Competition authorities fail to see the high levels of concentration among liners: Global Shippers Forum

Current measures of competitiveness in the global liner shipping market are incomplete and therefore inaccurate and fail to take full account of the degree of co-operation between carriers which results in a more highly concentrated industry, claims a new report prepared by maritime economists at MDS Transmodal (MDST) in collaboration with the Global Shippers Forum (GSF).

The rhetoric against record profit-making liners shows little sign of easing, even as the first signs of the freight rate bonanza cooling off filter through. After the US recently introduced federal legislation to have greater oversight on liner activities, calls are growing for other jurisdictions, notably the UK, to follow suit.

The GSF has urged the Federal Maritime Commission (FMC) in Washington DC and all other competition authorities to relook at the level of concentration across many trades, arguing that many of the most used data sets do not give a complete picture of the close cooperation between carriers and alliances.

“This breakthrough analysis lays bare the degree of dominance that many shipping lines actually have in the key global trades,” commented GSF’s director James Hookham. “Current measures of market concentration are only seeing part of the picture. Not only are there consortia operations within the three main alliances, the number of separate consortia that exist consisting of lines from different alliances is also significant.”

The report also argues that the lack of competition has contributed to the dire schedule reliability of all liners over the past two years as well as the shunning of less profitable regions with the number of port calls skipped continuing to grow.

Meanwhile, a new campaign to raise awareness of high shipping costs in the UK has been launched by Nick Glynne, the CEO of Buy It Direct Group, who is determined to get local politicians to take action. Buy It Direct is one of the UK’s largest online retailers.

According to Glynne, the price hikes in ocean shipping have resulted in £29bn ($35.4bn) being sucked out of the UK economy in 2021 alone and into the coffers of the shipping lines. This is equivalent to four pence on the UK value added tax (VAT) rate.

“In the US the shipping industry is regulated as it is considered an essential element of the US economy. Due to the obscene level of profiteering by the lines and the suspicion of cartel-like behaviour between the three global alliances during and after covid, president Joe Biden has just introduced new laws tightening regulation. It’s time for the UK to do the same,” Glynne said.

Investigations by the US, the EU and others have repeatedly dismissed cartel claims over the past two years of extreme profit making for global container lines, but shippers continue to fight their case – most recently a gourmet food producer from Illinois suing Asian carriers Yang Ming and HMM over collusion claims.

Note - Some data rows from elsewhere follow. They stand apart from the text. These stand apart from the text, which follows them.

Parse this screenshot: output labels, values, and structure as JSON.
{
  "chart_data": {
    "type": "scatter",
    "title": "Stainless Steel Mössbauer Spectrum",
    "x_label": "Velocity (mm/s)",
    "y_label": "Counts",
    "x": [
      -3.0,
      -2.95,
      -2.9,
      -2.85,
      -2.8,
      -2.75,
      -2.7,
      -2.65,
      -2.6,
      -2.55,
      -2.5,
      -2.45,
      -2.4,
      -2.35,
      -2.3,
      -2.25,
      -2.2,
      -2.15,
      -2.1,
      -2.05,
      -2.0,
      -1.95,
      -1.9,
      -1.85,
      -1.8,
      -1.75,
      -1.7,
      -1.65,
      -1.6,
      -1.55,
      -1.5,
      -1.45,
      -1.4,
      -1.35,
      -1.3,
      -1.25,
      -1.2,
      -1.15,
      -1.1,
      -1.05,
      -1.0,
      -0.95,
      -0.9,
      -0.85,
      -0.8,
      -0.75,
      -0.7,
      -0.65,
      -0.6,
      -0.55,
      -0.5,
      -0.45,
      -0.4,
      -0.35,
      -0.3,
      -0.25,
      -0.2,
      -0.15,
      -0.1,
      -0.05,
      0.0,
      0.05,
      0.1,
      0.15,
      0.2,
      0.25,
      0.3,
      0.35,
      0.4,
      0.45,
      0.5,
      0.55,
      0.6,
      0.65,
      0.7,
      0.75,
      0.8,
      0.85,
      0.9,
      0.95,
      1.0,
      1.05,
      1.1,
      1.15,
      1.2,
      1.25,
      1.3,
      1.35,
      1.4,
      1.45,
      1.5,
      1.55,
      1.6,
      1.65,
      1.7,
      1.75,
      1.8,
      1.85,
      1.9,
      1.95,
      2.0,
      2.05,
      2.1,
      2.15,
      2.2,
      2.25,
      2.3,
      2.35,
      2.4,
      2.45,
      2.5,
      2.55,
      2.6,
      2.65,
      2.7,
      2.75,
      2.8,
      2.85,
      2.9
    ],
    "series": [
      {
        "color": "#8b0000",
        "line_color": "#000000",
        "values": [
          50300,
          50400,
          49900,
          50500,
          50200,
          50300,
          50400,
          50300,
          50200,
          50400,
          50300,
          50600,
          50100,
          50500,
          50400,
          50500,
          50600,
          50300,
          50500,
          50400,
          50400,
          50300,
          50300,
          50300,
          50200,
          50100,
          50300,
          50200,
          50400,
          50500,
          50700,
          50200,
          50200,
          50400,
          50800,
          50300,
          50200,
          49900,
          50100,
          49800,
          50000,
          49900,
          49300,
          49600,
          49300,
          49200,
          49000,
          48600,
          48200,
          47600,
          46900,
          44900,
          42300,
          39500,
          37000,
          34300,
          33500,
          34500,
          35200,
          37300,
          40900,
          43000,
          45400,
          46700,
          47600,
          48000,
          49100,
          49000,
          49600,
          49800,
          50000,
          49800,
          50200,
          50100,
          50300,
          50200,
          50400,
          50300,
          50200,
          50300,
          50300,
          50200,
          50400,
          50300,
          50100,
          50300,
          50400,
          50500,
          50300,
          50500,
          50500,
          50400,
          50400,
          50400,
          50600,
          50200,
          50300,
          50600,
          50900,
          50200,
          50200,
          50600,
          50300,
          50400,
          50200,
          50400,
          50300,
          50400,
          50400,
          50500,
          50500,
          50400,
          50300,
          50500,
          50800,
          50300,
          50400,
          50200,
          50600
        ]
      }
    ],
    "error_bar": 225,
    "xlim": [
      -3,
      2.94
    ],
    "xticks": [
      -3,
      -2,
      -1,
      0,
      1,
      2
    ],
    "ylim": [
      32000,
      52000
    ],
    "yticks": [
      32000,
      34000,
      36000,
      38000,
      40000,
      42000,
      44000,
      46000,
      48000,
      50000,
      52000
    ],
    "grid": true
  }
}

Shipper complaints come at a time where freight prices, while still four or five times their historical average, are now falling with many analysts suggesting the peak has passed.

“Shippers on the major trades are seeing spot rates and premium surcharges fall in many trades. Getting capacity allocations is becoming easier, and carriers are starting to adjust to no longer being all-mighty,” a new report from freight rate benchmarking platform Xeneta suggests.

Sam Chambers

Starting out with the Informa Group in 2000 in Hong Kong, Sam Chambers became editor of Maritime Asia magazine as well as East Asia Editor for the world’s oldest newspaper, Lloyd’s List. In 2005 he pursued a freelance career and wrote for a variety of titles including taking on the role of Asia Editor at Seatrade magazine and China correspondent for Supply Chain Asia. His work has also appeared in The Economist, The New York Times, The Sunday Times and The International Herald Tribune.


  1. In the dim and distant past there were shipping conferences which “regulated” activities particularly pricing. These were done away with ion the altar of market freedoms. Result. Shipping lines act as full blooded commercial entities seeking to maximise their profitability. Key shippers got used to low rates largely at the expense of lines’ profitability for decades. The shock of covid and other geo-political events has shaken things up. and the lines have maximised their position. Wailing from shippers was an entirely predictable outcome. None of this is new. The real culprit in all of this is the end consumer who seems to want a never ending supply of cheap products made in the Far East delivered immediately. Perhaps consumer expectations need to be eased down a lot.